Formulation	Flowability (gm.s−1)	HFI (%)	Bulk density (gm/cc)	Tapped density (gm/cc)	Carr’s index (%)
F6	5.61	0.17	0.767	0.826	7.14
F7	5.35	0.16	0.773	0.830	7.37
F15	5.42	0.16	0.771	0.842	8.43

Flowability

Highly spherical pellets flow easily, which is considered ideal for further processing. From data presented in Table 7, the F6 pellet formulation flowed more easily than F7 and F17. This could be attributed to the fact that small size pellets flow more freely from the orifice than large size pellets.

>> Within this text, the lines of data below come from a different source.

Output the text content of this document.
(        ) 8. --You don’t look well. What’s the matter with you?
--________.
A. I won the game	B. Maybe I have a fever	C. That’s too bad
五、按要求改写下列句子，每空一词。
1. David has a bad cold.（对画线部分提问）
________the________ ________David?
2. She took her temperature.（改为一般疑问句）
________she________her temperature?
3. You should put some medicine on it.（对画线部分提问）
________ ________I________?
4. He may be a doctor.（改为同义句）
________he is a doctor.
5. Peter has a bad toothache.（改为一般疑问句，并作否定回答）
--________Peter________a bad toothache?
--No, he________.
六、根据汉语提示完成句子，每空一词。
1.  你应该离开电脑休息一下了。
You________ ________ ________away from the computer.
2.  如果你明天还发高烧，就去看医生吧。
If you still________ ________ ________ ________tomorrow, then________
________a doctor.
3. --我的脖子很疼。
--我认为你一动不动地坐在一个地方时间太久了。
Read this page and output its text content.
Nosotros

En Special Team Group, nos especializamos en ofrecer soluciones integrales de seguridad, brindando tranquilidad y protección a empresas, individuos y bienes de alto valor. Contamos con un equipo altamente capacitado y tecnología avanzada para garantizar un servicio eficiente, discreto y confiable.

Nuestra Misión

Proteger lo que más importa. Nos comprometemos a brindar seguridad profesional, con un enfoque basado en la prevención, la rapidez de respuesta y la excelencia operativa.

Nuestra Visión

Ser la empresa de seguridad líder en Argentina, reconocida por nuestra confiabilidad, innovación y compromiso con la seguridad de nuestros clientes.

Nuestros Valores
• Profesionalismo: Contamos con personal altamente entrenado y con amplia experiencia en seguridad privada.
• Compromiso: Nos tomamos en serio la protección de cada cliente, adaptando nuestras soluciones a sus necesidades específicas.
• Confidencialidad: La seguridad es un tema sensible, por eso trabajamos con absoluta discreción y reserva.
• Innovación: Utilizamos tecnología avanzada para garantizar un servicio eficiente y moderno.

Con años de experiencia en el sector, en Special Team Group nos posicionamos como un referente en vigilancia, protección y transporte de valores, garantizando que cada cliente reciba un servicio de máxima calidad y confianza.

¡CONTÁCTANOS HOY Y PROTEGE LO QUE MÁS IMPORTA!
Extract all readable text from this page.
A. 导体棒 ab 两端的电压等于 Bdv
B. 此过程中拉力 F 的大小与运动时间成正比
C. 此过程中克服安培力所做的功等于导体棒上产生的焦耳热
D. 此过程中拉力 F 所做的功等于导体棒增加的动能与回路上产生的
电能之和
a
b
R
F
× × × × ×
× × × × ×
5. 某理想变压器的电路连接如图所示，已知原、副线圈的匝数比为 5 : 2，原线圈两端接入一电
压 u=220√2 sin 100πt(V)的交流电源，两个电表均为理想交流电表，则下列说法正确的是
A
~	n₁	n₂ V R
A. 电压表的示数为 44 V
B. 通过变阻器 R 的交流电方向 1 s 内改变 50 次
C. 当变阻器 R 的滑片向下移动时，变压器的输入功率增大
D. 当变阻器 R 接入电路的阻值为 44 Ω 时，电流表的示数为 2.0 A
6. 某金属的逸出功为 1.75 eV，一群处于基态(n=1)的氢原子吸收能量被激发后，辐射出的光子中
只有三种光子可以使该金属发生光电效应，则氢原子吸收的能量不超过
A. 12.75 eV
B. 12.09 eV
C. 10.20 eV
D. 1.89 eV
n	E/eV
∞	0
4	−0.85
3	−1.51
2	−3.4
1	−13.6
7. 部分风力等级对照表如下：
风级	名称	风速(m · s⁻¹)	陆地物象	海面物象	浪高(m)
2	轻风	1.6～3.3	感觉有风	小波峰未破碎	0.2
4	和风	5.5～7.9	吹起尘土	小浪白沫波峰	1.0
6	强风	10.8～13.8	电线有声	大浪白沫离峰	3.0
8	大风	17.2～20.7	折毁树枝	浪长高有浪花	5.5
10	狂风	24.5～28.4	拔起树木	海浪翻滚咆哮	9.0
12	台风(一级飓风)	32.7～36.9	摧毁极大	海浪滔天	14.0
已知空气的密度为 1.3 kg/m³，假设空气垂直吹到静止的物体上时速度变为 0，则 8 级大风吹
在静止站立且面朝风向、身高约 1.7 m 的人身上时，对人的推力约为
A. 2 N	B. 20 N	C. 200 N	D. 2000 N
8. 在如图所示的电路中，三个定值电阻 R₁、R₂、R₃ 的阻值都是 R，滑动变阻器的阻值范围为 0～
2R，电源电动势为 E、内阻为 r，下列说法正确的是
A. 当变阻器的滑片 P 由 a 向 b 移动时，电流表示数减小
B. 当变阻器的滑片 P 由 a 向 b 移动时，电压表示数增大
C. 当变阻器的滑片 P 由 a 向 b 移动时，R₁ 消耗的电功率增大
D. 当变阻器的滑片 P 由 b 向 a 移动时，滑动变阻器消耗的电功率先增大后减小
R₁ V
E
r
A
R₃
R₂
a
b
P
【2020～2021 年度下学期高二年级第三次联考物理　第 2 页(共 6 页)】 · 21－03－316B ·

Bulk density, tapped density and Carr’s index

In the pharmaceutics field, Carr’s index is used as another indicator of flowability. A Carr’s index more than 25 indicates poor flow properties, and less than 15 indicates good flow properties^{36, 37}. Highly spherical pellets occupy less volume, and there is not much difference between the value of bulk and tapped density. In Table 7, the values of bulk and tapped density for all optimized formulations were very close. The Carr’s index of all optimized pellet formulations was less than 15.

CONCLUSION

The Box-Behnken experimental design was successfully utilized for the optimization of HME connected to a face-cut pelletizer, required only 17 experiments. Pellets with satisfactory physico-mechanical characteristics were successfully prepared by melt extrusion/face-cut pelletization using the optimized conditions. The present study discusses the development of novel, “ready to fill” face-cut pellets as final/finished drug products using HME techniques. These studies may be beneficial for optimizing the manufacture of other types of dosage forms. Changing face cutter speed is a point of interest for future work.